With that acknowledgement, the narrator also delivered the following chilling thoughts on conscience.
My conscience did not trouble me. There was no reason why it should. Consciences bite and prick only when an injustice has been committed, such as a drubbing on a child or potting a swallow on a wing. But when hate leads us by the hand, when we are in the throes of an obsession which numbs and overwhelms us, we need never feel the pangs of repentance, and our conscience need neither bite nor prick us. (Page 153)
I did have an issue with Anthony Kerrigan’s translation, though. I caught a number of clichés in the text. Some of the most egregious included “thorn in my side” (page 37), “turn tail” (page 65) and “if the shoe fits…” (pages 74 – 75). He even wrote three clichés in a row in one paragraph.

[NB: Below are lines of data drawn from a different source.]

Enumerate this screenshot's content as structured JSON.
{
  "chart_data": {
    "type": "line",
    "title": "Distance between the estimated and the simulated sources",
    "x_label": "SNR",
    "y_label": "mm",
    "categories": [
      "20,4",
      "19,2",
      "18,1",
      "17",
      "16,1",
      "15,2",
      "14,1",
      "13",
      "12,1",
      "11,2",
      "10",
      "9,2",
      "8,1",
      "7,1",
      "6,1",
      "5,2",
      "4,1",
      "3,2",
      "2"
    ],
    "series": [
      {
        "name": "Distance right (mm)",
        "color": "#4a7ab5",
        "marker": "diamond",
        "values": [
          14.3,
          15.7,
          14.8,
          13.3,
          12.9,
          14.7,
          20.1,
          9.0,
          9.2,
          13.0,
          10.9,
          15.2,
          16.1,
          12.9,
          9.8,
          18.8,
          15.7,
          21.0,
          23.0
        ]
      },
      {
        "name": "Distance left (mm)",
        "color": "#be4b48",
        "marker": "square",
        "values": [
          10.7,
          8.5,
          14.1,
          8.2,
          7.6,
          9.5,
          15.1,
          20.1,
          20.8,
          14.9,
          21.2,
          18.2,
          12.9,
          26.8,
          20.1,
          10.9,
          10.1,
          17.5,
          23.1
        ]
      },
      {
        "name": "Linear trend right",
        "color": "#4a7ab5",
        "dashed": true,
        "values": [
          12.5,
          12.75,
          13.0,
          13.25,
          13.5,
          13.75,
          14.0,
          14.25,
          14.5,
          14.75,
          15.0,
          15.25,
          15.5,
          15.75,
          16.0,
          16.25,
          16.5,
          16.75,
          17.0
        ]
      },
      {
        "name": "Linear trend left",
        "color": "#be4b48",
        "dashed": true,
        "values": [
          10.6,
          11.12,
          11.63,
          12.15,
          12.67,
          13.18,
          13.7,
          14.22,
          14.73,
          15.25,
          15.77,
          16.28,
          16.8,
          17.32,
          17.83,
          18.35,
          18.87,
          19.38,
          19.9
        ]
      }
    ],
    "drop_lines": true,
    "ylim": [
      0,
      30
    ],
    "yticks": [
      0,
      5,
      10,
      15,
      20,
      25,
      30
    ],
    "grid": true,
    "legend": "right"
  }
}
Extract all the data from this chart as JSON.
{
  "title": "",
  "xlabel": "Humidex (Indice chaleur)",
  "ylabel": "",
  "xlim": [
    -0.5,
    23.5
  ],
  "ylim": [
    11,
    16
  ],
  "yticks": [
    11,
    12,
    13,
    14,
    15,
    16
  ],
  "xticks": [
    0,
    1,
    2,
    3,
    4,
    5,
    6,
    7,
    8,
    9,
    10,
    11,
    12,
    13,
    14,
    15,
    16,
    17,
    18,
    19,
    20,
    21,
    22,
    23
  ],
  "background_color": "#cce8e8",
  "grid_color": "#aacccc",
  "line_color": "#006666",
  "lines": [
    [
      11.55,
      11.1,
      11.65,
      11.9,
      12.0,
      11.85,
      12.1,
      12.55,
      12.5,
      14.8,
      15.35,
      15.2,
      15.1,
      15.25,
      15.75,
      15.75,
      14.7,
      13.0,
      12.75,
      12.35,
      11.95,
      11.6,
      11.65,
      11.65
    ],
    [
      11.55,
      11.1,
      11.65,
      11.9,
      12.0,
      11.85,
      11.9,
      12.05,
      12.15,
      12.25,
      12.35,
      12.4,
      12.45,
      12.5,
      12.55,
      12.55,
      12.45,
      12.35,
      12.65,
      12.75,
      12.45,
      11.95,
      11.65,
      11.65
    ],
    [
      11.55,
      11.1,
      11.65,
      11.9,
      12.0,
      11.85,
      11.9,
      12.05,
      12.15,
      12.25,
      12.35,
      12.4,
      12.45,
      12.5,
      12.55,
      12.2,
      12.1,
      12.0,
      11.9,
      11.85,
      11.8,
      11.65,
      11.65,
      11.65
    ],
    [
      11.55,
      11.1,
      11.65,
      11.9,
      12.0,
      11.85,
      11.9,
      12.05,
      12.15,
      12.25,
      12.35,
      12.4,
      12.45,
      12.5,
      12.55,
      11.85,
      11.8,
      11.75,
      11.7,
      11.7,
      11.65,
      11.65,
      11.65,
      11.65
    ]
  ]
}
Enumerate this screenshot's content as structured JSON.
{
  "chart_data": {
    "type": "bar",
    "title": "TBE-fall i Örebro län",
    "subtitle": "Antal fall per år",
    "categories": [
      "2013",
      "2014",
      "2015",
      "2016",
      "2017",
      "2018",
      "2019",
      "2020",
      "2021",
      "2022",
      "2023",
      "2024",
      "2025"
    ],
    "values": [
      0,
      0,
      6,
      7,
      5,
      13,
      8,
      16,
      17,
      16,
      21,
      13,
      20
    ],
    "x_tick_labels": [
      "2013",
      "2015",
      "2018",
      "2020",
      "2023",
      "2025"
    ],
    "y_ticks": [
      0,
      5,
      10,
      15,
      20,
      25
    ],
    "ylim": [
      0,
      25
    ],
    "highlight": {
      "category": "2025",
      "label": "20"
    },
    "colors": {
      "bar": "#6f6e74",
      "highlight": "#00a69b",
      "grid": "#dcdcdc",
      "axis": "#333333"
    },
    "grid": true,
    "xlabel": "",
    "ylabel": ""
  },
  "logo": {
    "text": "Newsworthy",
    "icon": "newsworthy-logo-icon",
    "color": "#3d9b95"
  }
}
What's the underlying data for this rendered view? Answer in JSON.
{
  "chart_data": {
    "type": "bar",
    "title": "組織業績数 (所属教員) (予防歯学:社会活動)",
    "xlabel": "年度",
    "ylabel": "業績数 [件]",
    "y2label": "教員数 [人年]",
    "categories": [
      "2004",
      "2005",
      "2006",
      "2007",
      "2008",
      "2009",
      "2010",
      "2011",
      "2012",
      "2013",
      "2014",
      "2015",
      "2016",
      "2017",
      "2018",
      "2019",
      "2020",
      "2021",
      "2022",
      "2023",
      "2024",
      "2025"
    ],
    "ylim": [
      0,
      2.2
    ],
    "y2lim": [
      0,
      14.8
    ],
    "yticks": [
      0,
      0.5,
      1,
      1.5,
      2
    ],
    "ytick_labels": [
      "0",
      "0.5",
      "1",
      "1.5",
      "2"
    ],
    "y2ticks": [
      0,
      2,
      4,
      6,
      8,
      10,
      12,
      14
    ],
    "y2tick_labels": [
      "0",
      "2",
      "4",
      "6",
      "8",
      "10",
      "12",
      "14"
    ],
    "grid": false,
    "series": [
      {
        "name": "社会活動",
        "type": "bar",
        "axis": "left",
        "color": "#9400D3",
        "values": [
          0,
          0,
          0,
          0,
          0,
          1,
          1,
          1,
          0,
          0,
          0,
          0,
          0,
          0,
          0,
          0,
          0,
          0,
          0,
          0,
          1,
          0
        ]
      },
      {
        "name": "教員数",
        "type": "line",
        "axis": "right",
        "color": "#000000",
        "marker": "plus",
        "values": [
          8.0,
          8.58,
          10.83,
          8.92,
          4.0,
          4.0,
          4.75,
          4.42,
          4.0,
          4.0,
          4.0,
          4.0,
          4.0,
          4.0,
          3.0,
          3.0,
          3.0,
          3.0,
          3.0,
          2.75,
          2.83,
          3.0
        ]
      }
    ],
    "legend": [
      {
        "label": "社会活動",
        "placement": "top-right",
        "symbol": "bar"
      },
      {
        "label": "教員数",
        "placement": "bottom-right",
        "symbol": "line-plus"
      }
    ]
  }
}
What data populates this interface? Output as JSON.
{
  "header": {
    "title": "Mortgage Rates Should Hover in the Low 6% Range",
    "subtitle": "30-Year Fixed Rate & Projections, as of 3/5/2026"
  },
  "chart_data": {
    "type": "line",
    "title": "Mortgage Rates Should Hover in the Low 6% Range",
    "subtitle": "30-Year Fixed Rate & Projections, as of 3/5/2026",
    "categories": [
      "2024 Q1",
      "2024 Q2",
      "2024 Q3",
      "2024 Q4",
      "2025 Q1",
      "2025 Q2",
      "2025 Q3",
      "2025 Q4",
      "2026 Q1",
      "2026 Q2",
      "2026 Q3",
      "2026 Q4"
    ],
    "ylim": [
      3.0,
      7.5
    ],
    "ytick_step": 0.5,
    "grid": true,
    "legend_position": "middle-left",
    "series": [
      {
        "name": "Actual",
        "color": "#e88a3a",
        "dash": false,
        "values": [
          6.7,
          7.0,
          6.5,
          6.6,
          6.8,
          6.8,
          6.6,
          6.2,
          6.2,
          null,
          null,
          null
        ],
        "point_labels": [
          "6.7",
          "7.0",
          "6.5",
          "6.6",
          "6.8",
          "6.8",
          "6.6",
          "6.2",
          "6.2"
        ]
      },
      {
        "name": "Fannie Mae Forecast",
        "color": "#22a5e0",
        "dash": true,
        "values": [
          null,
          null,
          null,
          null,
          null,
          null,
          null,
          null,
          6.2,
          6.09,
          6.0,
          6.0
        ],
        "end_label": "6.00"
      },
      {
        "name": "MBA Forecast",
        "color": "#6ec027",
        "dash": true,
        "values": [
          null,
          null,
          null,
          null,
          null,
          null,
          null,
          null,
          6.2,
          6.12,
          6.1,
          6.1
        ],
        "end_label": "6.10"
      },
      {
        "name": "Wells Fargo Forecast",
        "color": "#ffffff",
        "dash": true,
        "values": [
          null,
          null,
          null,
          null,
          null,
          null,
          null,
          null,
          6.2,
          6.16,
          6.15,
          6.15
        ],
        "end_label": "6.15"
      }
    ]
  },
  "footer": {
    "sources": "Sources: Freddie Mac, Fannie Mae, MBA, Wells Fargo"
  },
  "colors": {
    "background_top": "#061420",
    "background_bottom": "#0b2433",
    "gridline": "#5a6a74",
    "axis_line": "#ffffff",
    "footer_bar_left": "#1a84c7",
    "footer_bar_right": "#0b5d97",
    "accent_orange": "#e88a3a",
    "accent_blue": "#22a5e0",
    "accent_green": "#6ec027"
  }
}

It read: “Fish get in trouble for opening their mouths, as they say, and whoever talks much errs much, and a shut mouth swallows no flies…” (Page 74) I understand the narrator wasn’t a Nobel Laureate in Literature; but the author was. Cela earned a more dignified translation than this one.
The Family of Pascual Duarte deserves to be more widely read. I’d strongly recommend it to fans of great literature. I encourage others to read it along with Camus’ The Stanger and draw their own conclusions regarding “similarities”. Whether one sympathizes with Duarte or not, I’m sure they’ll admire Cela’s awesome story telling ability.